George Azar is a first-generation Syrian American student in his third year at Michigan State University, majoring in Human Biology and Arabic with minors in Bioethics and Entrepreneurship and Innovation. He is a Pre-Dental student and Vice President of the MSU Pre-Dental Club. For his advanced study of Arabic, he was selected for the Foreign Language and Area Studies Fellowship for the 2022-23 academic year. He wrote the following “Student View” piece that was originally published by MSU Today:
Why is it that there is such a disconnect between North Americans and the Arabs that immigrate here? From negative and misconstrued media coverage; villainous portrayals in film, television, and video games; along with ethnic and racial mislabeling, Arabs and Arab Americans are constantly battling for recognition and visibility. As Arabs and Arab Americans are often misrepresented or not represented at all, it is quite common to witness those of the identity, especially those living in the United States, to take on roles of activism and advocacy.
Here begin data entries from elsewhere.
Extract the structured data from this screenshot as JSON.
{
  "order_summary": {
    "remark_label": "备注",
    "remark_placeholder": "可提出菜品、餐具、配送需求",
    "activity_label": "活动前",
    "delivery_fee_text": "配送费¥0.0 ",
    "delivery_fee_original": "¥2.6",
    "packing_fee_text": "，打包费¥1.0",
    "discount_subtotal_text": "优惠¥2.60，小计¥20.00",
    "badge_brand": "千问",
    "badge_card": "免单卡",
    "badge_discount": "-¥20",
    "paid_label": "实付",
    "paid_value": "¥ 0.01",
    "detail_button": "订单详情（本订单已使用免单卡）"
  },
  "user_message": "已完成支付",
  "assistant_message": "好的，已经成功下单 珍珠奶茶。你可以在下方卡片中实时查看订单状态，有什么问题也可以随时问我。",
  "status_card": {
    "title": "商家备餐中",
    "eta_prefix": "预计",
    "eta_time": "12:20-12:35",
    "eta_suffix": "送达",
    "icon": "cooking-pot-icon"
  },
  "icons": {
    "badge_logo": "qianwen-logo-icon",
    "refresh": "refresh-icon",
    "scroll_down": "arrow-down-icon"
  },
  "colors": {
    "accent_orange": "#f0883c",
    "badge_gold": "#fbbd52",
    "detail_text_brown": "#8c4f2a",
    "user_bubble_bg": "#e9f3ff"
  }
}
In April 2017, Arab America and the Arab America Foundation launched the National Arab American Heritage Month initiative, and in 2021, President Joe Biden officially recognized the initiative and established April as National Arab American Heritage Month. This was a stellar victory for the Arab and Arab American communities. With Michigan being home to one of the largest numbers of Arabs and Arab Americans, Arab and Arab American leaders and change-makers are inspiring those of Arabic heritage at Michigan State University and adjacent institutions to embrace and take pride in their ethnic roots. National Arab American Heritage Month is important not only for Arab and Arab American Spartans but also for the Arab and Arab American community as a whole.
I am currently in my third year of undergraduate studies at MSU and have decided to study the Arabic language as a major because of the influence that the academic study of the language will have on me and my identity as a Syrian American. The Arabic language is unlike any other language. The base for this language is called Fusha (foos-ha), or Modern Standard Arabic, which is only ever used in the reading and writing of literary Arabic. The spoken language of Arabic is divided into a multitude of dialects that range from region (e.g. Levantine, Gulf, Maghrebi), country (e.g. Syria, Egypt, Yemen), to village/city/town (e.g. Damascus, Khartoum, Baghdad).
Last year, I had the honor of serving on the executive board of MSU’s Arab Cultural Society. As the Public Relations and Marketing Chair, I was able to create and foster a strong and unified body of Arab American students on campus. I would consider this a strong success, as there is no ‘Southwest Asian and North African’ option on racial databases at MSU. One of the most prominent of all cultural events in Arabic culture is the concept of ‘hafla.’ Hafla in English can be roughly translated to mean party, ceremony, or celebration. It can be, and quite often is, perceived more as an event or a gala. The MSU Arab Cultural Society puts on a Hafla event open to all students each spring term and was fortunate enough to have brought it back this spring.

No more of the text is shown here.